Imagination; paired with the right emotions and a strategy, can help you achieve anything! When was the last time you had some fun and imagined a bit. Take a moment and imagine – almost like you were a kid. Maybe you want to think about your golf game, a relationship, your career, or just something crazy and fun. Take time and do it.
Below is from Wayne Dyer at www.waynedyer.com. He shares his thoughts about imagination…….
Your imagination is your own fertile field for growing any seedlings that you choose to plant for a future harvest.
You may have been told that you have always been a dreamer, as if this were a fault. I can speak here from experience. Family, friends, teachers, and even advisors frequently disparaged ideas that burned brightly in my imagination. I often heard comments such as, “Wayne, you’re such a dreamer. Get real. You are never going to make it as a writer, or a television performer, or a movie personality. Be realistic—we know what’s best for you.”

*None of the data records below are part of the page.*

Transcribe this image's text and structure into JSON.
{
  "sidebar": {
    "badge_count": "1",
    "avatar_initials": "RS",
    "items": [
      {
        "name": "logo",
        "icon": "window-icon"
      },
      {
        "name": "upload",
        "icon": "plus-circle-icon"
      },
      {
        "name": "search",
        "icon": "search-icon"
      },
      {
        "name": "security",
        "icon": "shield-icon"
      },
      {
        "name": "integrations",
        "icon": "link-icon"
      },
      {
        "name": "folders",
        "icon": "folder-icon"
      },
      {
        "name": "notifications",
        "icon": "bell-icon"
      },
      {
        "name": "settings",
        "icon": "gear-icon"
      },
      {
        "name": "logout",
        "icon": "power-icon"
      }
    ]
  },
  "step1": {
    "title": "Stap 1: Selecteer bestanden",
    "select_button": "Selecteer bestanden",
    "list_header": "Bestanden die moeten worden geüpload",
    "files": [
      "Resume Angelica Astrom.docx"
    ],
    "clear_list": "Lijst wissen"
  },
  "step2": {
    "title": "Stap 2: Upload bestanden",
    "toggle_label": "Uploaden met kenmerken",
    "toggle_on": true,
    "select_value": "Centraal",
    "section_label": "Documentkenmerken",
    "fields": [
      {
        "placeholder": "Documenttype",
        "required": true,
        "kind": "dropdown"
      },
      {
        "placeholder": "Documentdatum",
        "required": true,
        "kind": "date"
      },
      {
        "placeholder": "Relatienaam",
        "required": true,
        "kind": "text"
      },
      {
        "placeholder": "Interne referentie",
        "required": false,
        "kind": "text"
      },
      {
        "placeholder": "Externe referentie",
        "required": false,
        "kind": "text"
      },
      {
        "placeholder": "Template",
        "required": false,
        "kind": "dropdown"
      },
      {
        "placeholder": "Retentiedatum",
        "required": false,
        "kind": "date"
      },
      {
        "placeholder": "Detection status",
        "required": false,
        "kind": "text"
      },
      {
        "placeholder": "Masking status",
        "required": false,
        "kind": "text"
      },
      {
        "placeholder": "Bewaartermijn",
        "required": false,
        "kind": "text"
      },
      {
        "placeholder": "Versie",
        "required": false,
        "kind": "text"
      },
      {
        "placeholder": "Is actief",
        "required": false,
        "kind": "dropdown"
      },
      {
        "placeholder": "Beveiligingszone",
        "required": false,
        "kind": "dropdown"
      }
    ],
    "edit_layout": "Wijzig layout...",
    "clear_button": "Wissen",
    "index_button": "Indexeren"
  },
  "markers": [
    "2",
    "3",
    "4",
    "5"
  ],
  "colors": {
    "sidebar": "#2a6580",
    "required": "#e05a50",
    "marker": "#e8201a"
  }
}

When I was being discharged from the Navy at the age of 22, my superiors warned me that starting college at my “advanced age” was loaded with uncertainty, particularly since I had no higher education experience, and I would be competing with younger recent high school graduates. Since I already had a skill as a cryptographer in the Navy, they advised me to pursue what they felt was best for me. But I had a dream—an imagination filled with the idea of teaching, writing, and speaking to large audiences. I saw myself onstage. I saw myself as a prominent author. And this vision could not and would not be sabotaged by someone else’s vision of what I should or could become.
As a young boy in a foster home, I almost always ignored other people’s ideas about what I should be thinking or doing—I simply was indifferent to their opinions regarding what I could imagine for myself. I have carried this kind of inner discipline regarding my own imagination with clarity, refusing to allow external opinions to cancel or diminish what for me was hallowed ground.
Not long ago, others advised me that acting in a movie was not sensible for me as a 68-year-old man with no acting experience. I once again remembered to hang the DO NOT DISTURB sign at the entrance to my imagination, and proceeded to take acting lessons and adopt the self-enforced regimen that allowed me to create a movie. It is a product that fills me with pride today—all because I have diligently practiced the following rule:
Never, and I mean never, allow anyone else’s ideas of who you can or can’t become sully your dream or pollute your imagination. This is your territory, and a KEEP OUT sign is a great thing to erect at all entrances to your imagination.
Stay in a state of grace and gratitude for this resplendent gift that is always yours to do with as you choose.